Quantum computing applications - for example, will lead to solutions to complex equations that enable the manufacture of superconductivity at normal temperatures, which will allow the development of new technologies such as high-speed magnetic trains and the transmission of electricity for long distances without waste.

Quantum computing will also enable the design of intelligent networks for the exchange of high-efficiency information using one of the properties of quantum physics, quantitative interconnectivity. 

This strange feature is to "connect" two bodies quantitatively so that one can recognize the state of one by observing the other even if it is at a distance, which means that the information will not be transferred, which expose them to the possibility of piracy, but it will be simultaneously exchanged for this technique, also known as remote data transfer.

In general, quantum computing will be an effective tool for achieving important scientific and technological leaps by opening up vast possibilities for manipulating large data, understanding natural phenomena and accomplishing complex tasks by making calculations that are extremely complex or impossible in time recording compared to today's most powerful supercomputers. 

Quantum computing will be the main tool in the future to simulate natural phenomena, anticipate weather and air disturbances with high accuracy and understand chemical and molecular reactions, enabling the development of new and effective medicines, DNA analysis and early detection of cancer.

 What are the Challenges of Quantum Computing?

Quantum computers are extremely difficult to construct, engineer and program. Consequently, a quantum computer is crippled by errors in the form of faults, noise, and loss of quantum coherence.

The way of quantum computing is not without the difficulties that have delayed and will delay the day when we will see the quantum computer in the markets. These barriers are mainly technical obstacles. 
First, providing a stable and suitable environment for the computer is approaching the absolute temperature of about 273 degrees Celsius.

The second major obstacle is to maintain the quantitative stability of the computer. The more it's capacity, the lower its stability. 
Therefore, part of its processing capacity will be directed first to monitor the stability of the computer. All these obstacles make many specialists in this field and do not expect access to the manufacture of quantitative computer and display in the market.

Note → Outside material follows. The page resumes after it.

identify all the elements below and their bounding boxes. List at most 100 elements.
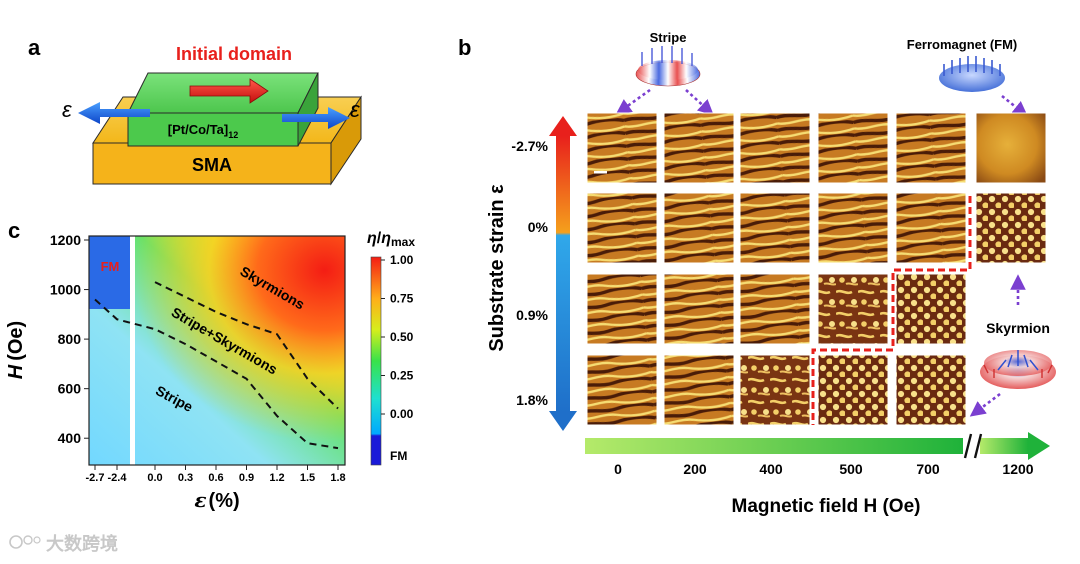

On the other hand, others believe that it may not take a few years before we see these computers on the market. 

In either case, there is great concern about the use of quantum computing to violate the privacy of users of traditional information networks, especially in the transition period when using traditional and quantitative technologies at the same time, which may last long, the current safety procedures - including encryption techniques - would be of no use to a quantum computer.

The Scientific World

The Scientific World is a Scientific and Technical Information Network that provides readers with informative & educational blogs and articles. Site Admin: Mahtab Alam Quddusi - Blogger, writer and digital publisher.